The energy of the race always moves me. Seeing that big finish line always gives me goosebumps (extra goosebumps for this race!). I finished the race with my fastest Boston time of 3:11:22. Pleased yet humbled. Mother Nature was relentless on race day and I rolled with the elements, giving my best effort.
After crossing the finish line, my body felt like an icicle. I could hardly walk. I probably looked like a sad penguin as I shuffled my feet and waddled side to side. Walking felt agonizing and I felt so very cold. The frigid sea breeze whipped between the tall buildings. It taunted my soaked body as I slowly stepped to get a bottle of water… then my medal… then my warming blanket… and finally my gear check bag.
After getting my bag, I felt that I couldn’t walk much farther. I had to take a seat under one of the tents. A kind man helped seat me in a chair. That’s when I started to convulse uncontrollably. Another kind person then asked me if I was ok. I was not. She asked me if I wanted to get warmed up – yes, please! Two people then transferred me in a wheelchair and took me away to the tent of hypothermic runners.
The medical tent was a new experience for me. I’ve run ten marathons and numerous other races and have never required medical attention. The scene in the tent was chaotic yet somehow organized. Medical personnel were moving around everywhere and numerous cots were lined up with runners wrapped up like burritos. Once I was taken to my own cot, I again needed assistance to transfer. They took my vitals right away. Blood pressure: 102/58 mm Hg. Temperature: 91.8 degrees! No wonder I felt so awful!
Still a great race!
Someone then assisted me with removing my wet clothing. They promptly wrapped me up in blankets, which included a Bair Hugger (a forced-air warming blanket). Additionally, to help raise my body temperature more quickly, they fed me hot vegetable bouillon broth. After about 20 minutes, my temperature increased to 96 degrees and they released me. The medical attention that I received was superb and I am so grateful to all the volunteers!

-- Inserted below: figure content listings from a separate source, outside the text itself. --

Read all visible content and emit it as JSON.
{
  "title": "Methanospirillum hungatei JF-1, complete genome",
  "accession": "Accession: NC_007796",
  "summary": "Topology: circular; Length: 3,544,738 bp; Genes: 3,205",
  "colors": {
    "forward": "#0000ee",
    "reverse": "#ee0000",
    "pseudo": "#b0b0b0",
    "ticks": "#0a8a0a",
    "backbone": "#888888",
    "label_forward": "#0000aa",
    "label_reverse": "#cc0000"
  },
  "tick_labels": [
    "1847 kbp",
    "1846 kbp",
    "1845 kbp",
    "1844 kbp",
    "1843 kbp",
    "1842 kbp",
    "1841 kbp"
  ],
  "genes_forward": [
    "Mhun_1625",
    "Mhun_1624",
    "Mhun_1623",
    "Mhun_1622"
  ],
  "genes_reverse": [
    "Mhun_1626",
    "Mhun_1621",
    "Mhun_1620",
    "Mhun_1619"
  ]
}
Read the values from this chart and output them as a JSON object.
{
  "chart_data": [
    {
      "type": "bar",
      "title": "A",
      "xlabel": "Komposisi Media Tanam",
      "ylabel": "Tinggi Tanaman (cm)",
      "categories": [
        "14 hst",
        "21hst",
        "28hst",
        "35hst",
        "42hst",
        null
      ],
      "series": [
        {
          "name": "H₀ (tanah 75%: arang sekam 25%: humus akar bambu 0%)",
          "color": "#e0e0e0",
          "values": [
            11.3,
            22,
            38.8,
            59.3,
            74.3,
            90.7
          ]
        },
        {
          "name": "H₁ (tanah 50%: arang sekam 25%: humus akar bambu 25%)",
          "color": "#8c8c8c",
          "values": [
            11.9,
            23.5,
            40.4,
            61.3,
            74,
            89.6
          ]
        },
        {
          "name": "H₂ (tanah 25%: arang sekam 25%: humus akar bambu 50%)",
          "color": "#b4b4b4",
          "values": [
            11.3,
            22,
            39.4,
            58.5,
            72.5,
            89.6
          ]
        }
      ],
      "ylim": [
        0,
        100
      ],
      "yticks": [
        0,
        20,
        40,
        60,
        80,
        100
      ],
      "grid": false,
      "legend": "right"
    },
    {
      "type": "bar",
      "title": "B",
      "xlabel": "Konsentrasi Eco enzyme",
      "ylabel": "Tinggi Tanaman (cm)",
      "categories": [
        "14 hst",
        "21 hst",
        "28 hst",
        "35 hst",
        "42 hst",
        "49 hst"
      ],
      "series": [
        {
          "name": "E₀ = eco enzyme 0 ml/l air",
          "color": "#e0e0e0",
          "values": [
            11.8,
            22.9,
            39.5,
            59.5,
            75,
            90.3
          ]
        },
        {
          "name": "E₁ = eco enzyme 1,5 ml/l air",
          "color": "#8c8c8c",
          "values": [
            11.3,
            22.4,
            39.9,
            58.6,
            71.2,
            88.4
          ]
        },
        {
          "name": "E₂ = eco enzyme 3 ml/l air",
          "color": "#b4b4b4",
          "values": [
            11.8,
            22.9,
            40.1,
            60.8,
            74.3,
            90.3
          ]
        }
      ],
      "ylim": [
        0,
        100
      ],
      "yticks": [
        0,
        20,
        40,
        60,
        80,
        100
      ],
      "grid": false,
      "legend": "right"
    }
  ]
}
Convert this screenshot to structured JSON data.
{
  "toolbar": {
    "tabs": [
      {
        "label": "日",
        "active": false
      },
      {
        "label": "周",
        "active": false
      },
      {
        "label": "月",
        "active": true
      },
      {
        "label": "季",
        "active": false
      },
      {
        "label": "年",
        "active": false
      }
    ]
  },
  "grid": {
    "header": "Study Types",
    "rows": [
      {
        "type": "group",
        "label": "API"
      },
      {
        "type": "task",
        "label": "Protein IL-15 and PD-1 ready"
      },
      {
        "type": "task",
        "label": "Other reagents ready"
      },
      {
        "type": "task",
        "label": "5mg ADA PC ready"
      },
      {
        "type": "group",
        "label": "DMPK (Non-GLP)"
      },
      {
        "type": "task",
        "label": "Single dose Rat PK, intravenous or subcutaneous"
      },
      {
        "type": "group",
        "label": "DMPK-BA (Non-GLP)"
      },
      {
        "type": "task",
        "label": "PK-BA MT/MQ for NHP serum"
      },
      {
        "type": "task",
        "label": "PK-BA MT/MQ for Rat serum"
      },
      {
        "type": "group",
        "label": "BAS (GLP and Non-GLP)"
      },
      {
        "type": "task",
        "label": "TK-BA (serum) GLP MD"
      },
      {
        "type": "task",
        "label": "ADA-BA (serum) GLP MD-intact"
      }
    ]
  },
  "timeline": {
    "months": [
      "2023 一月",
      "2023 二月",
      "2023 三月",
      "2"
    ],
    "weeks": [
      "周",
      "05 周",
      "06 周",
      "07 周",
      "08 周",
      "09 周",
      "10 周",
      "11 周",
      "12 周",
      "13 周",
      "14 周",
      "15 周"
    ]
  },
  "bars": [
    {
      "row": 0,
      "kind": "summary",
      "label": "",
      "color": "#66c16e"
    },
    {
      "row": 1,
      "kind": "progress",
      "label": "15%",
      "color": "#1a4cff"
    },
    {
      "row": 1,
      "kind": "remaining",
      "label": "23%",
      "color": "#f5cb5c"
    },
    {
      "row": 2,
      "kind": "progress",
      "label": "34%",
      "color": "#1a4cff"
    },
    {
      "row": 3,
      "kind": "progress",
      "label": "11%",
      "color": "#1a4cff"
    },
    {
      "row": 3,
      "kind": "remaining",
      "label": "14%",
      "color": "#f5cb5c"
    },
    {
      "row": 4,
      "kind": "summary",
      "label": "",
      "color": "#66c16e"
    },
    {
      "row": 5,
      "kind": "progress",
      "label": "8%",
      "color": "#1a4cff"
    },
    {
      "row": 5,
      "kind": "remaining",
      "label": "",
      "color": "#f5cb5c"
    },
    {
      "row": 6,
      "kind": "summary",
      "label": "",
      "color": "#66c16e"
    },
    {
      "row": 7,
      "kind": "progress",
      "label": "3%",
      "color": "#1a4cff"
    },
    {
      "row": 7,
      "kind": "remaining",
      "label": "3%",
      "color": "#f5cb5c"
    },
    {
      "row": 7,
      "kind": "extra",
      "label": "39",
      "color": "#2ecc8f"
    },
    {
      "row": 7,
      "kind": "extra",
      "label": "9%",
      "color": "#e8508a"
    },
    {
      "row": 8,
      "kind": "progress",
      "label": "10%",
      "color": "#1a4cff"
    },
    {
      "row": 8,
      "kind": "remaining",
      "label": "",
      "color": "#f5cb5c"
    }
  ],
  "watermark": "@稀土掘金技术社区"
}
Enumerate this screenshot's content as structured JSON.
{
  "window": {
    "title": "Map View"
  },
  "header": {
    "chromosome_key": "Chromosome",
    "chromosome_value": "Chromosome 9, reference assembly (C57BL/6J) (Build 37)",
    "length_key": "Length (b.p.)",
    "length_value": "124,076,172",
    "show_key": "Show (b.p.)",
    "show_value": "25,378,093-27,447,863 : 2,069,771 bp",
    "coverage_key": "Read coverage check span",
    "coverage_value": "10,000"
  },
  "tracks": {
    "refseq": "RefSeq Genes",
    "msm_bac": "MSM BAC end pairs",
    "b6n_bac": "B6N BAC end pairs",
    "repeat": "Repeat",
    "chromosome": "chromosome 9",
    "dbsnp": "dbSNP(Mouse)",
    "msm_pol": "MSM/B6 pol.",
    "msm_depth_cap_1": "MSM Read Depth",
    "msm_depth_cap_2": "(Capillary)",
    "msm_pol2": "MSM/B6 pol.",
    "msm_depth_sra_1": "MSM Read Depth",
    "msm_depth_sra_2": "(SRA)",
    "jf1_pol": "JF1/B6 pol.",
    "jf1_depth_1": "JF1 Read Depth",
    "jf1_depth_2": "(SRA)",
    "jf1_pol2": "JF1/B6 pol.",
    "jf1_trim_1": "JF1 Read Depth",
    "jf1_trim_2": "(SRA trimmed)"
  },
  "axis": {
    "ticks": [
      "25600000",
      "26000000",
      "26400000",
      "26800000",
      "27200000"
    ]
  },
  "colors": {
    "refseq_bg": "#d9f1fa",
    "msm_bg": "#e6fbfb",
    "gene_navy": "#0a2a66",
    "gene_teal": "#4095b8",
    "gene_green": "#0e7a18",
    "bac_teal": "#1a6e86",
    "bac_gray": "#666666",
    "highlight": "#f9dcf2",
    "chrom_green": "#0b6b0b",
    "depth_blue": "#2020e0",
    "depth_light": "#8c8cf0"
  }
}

Despite my delusional thoughts (my family actually was at mile 20 cheering for me loudly) and my circulatory system diverting blood to my vital organs, I had a great race! Greg with High-Altitude Training Institute organized my training plan very well. I was feeling strong for the majority of my race. I know that I have what it takes to chase that sub-three marathon! I’m looking forward to my next big marathon and more training with Greg. Crossing my fingers for a personal best at the Chicago Marathon in October.